Conheci dona Amância em 1974, mas tenho uma foto dela tirada durante uma festa de banquete dos cachorros, em Janeiro de 1973. Na sua época sempre havia festas do Divino na Casa das Minas. Dona Amância lamentava que a Casa, por não ter mais vodunsis gonjaís, não poderia mais preparar tobossis (entidades femininas infantis que vinham em determinadas festas, como na época do Carnaval). Ela faleceu em 08/07/1976 aos 74 anos.

Amância nasceu em 1902 e foi dada para ser criada a dona Anastácia, fundadora do terreiro da Turquia, que a levou para a Casa das Minas, onde Amância foi criada por Mãe Andresa, por Anastácia, e Aneris. Dizem que Aneris perdeu um noivo por se dedicar a Amância que era querida por todos. Ainda criança aos oito anos recebeu seu vodun, Nochê Boça, da família de Dambirá.

Casou-se com um tocador da Casa, mas logo se separou dele e passou a viver com outro tocador Sérvulo Nazaré. Tinha uma filha adotiva, vários afilhados e morou por muito tempo no bairro do João Paulo. Após a morte de dona Manoca, que chefiou a Casa em fins da década de 1960, passou a residir na Casa das Minas. Quando dona Anastácia morreu, Amância foi das que defenderam que o terreiro da Turquia não deveria ser fechado e deveria ser dirigido pelos filhos da casa. Dona Amância era enérgica, tinha o temperamento forte e brigava com muitas pessoas – diziam que ela era “carrancista”.

No Governo Pedro Neiva de Sant´Ana, a primeira dama, dona Enei, visitou a Casa das Minas e solicitou a dona Amância algumas peças para compor um pequeno museu do negro que seria instalado no prédio da Cafua das Mercês, que estava sendo preparado com esta finalidade. Dona Amância doou uma manta de tobossis, um tambor grande, algumas peças de roupas e imagens de santos.
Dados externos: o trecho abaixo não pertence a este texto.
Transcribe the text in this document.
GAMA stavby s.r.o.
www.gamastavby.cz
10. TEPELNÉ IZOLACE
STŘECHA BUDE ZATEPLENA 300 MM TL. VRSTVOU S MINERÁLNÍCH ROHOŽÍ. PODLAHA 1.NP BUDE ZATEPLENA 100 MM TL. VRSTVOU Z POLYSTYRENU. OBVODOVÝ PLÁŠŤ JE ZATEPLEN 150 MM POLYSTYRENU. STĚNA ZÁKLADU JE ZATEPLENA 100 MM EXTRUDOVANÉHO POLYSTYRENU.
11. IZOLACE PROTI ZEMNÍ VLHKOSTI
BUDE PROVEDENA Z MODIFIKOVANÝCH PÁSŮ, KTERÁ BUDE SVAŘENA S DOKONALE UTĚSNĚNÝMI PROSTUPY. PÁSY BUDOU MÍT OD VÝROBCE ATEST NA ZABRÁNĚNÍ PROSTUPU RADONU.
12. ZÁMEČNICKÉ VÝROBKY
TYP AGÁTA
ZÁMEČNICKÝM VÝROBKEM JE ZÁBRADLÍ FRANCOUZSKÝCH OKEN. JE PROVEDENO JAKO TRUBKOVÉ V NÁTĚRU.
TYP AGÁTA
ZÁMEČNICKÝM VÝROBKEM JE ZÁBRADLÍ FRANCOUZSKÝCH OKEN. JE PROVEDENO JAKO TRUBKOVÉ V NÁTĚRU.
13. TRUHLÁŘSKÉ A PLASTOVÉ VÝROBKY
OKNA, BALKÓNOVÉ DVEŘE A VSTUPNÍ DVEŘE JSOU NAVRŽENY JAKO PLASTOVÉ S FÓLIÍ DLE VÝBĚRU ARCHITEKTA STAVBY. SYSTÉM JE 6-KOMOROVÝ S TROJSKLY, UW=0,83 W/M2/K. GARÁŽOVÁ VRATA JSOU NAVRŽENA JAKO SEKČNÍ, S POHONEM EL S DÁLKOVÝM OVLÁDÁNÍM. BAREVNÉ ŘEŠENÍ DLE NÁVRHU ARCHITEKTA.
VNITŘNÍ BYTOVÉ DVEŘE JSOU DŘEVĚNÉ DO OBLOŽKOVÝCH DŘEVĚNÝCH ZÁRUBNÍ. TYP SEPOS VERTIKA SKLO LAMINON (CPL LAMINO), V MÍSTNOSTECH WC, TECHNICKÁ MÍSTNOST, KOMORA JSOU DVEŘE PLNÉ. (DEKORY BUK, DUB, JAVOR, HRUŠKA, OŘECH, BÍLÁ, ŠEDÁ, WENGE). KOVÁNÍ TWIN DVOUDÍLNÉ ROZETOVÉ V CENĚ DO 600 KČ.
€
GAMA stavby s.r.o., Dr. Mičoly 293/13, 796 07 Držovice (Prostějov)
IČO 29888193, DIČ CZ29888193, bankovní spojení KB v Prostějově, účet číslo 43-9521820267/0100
Em troca pediu a dona Enei tijolos e telhas para um conserto na parede da cozinha da Casa das Minas, que precisava ser reparada. Esta doação provocou certo mal estar na Casa, pois foi feita sem consultar as demais filhas, mas no dia da inauguração da Cafua dona Amância compareceu com as vodunsis da Casa das Minas. Mais tarde o tambor grande e outras peças foram devolvidas, por solicitação de filhos e filhas da Casa atendido pela Secretaria de Cultura. Amância chegou a ser acusada por alguns de querer vender uma parte do prédio da Casa das Minas à Prefeitura e sua transformação em uma escola. Falou-se também que, por este e outros motivos, quando ela ficou doente, pouco antes do seu falecimento, sua senhora (Nochê Boça) veio nela e falou para as outras vodunsis que não viria mais nela.
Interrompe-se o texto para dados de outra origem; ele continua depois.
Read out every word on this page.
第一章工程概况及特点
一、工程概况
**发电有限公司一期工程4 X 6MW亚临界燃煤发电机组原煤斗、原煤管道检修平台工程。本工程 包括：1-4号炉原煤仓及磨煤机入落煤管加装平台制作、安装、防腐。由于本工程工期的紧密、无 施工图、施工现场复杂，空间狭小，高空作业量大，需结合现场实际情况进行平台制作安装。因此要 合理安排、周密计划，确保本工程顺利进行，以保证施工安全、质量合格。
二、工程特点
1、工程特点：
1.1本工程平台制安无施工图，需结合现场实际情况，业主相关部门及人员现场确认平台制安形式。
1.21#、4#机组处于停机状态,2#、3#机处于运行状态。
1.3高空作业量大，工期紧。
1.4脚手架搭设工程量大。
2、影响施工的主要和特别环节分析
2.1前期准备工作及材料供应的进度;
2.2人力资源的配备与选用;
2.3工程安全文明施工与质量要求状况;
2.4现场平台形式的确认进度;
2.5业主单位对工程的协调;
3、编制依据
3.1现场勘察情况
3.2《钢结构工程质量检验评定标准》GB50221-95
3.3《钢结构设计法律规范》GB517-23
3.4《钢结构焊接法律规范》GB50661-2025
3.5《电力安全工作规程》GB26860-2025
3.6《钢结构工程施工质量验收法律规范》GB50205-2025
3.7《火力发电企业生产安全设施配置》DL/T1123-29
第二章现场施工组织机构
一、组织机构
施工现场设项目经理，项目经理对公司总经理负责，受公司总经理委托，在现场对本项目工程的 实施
Dona Amância costumava citar os nomes e características dos voduns das diferentes famílias na Casa das Minas, especialmente da família de Dambirá, a que pertence sua senhora, Nochê Boça, referidos como “os donos da terra”, que curam a peste e outras doenças. Esta família é chefiada por Acossi Sakpatá, que adora São Lázaro, secundado por seus filhos, Azile, que adora São Roque e Azonce, que adora São Sebastião. Outros voduns desta família são Toi Lepon, Toi Poliboji, Borutoi, Bagono, Alogue, Boça, Boçucó e os gêmeos Roeju e Aboju, que são crianças e fazem o papel de toquenos – voduns meninos, que vêm na frente, chamando os irmãos mais velhos. Nochê Boça protege o irmão Boçucó, que se transforma numa serpente e se esconde num termiteiro. Alogue se transforma num sapo. Há ainda Ewá, que é filha de Azonce e foi assentada na Casa de Nagô.
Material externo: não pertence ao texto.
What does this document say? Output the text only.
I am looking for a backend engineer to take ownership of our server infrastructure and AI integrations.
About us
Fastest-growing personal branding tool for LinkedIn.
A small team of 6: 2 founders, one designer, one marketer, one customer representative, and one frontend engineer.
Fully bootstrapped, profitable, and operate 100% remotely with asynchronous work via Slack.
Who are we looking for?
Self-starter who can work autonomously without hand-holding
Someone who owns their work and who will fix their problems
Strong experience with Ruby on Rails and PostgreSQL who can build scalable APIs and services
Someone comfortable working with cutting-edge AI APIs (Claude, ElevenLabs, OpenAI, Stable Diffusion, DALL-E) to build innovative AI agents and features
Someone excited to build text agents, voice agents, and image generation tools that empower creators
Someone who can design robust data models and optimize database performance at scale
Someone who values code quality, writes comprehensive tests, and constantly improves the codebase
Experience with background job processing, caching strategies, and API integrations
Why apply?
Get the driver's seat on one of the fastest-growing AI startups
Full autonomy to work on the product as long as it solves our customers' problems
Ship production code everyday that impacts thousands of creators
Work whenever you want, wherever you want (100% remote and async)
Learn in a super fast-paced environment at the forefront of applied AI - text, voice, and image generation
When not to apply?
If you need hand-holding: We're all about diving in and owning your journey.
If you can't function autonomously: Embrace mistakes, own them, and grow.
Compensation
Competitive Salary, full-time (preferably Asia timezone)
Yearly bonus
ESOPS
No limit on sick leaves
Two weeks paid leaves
Dona Amância dizia que no Maranhão sempre houve grande devoção à família de Acossi, pois no passado havia muitas epidemias de peste na região. Lembra que na época em que ela nasceu houve uma grande epidemia na cidade e que, num sobrado de azulejo alí perto da Casa das Minas morreram todas as pessoas da família e o casarão permaneceu muito tempo abandonado.